Regreso y ahí está, esperándome. Como un niño a las puertas de la escuela. Tengo hambre, papá. Lo reviso otra vez, con cínico deseo. De pronto me parece hasta barato. Pregunto al vendedor si lo puede empacar por mí, de forma que no vaya a hacerse preciso matar a un maletero en el camino a casa. Y es así como días después lo desempaco y vuelvo a ver al sísifo romántico que en vez de cargar piedras empuja corazones: un trabajo sin duda más riesgoso pero bastante menos idiota. Observo la figura y sé que muy probablemente encierra una tragedia, y quién sabría si no una tragicomedia, pues se entiende que un corazón de ese tamaño no pasaría jamás por una puerta así de estrecha. Pero hago una novela y tengo que intentarlo.

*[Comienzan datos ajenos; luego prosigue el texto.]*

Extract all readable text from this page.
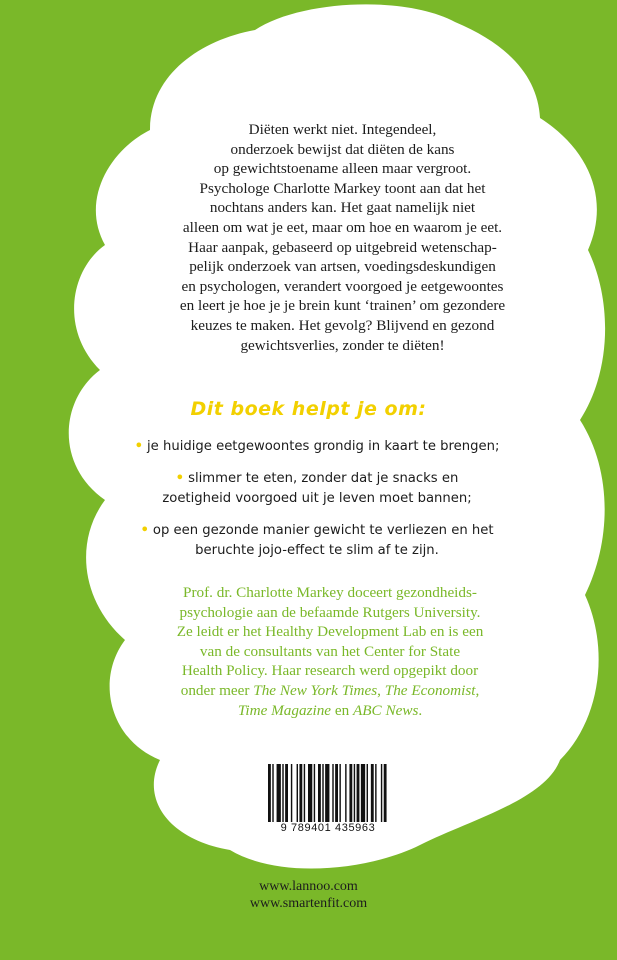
Diëten werkt niet. Integendeel,
onderzoek bewijst dat diëten de kans
op gewichtstoename alleen maar vergroot.
Psychologe Charlotte Markey toont aan dat het
nochtans anders kan. Het gaat namelijk niet
alleen om wat je eet, maar om hoe en waarom je eet.
Haar aanpak, gebaseerd op uitgebreid wetenschap-
pelijk onderzoek van artsen, voedingsdeskundigen
en psychologen, verandert voorgoed je eetgewoontes
en leert je hoe je je brein kunt ‘trainen’ om gezondere
keuzes te maken. Het gevolg? Blijvend en gezond
gewichtsverlies, zonder te diëten!
Dit boek helpt je om:
• je huidige eetgewoontes grondig in kaart te brengen;
• slimmer te eten, zonder dat je snacks en
zoetigheid voorgoed uit je leven moet bannen;
• op een gezonde manier gewicht te verliezen en het
beruchte jojo-effect te slim af te zijn.
Prof. dr. Charlotte Markey doceert gezondheids-
psychologie aan de befaamde Rutgers University.
Ze leidt er het Healthy Development Lab en is een
van de consultants van het Center for State
Health Policy. Haar research werd opgepikt door
onder meer The New York Times, The Economist,
Time Magazine en ABC News.
9 789401 435963
www.lannoo.com
www.smartenfit.com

Hay un romanticismo tétrico tras este objeto, supongo que por eso le he tomado la foto a media penumbra. Además, no puede uno ir por la calle empujando un corazón en pleno mediodía, la gente se malquista con esos espectáculos. ¿Qué hará el hombre si logra hacer que el corazón cruce la puerta? Quiero creer que ahí empieza la historia. Es posible que haya comprado el objeto sólo para robarle esa historia, y acaso acompañarla de una canción de los Flaming Lips que con suerte me ayudaría otro poco a empujar a la glándula rejega. Un trabajo de locos, pero hay objetos que saben hacerlo.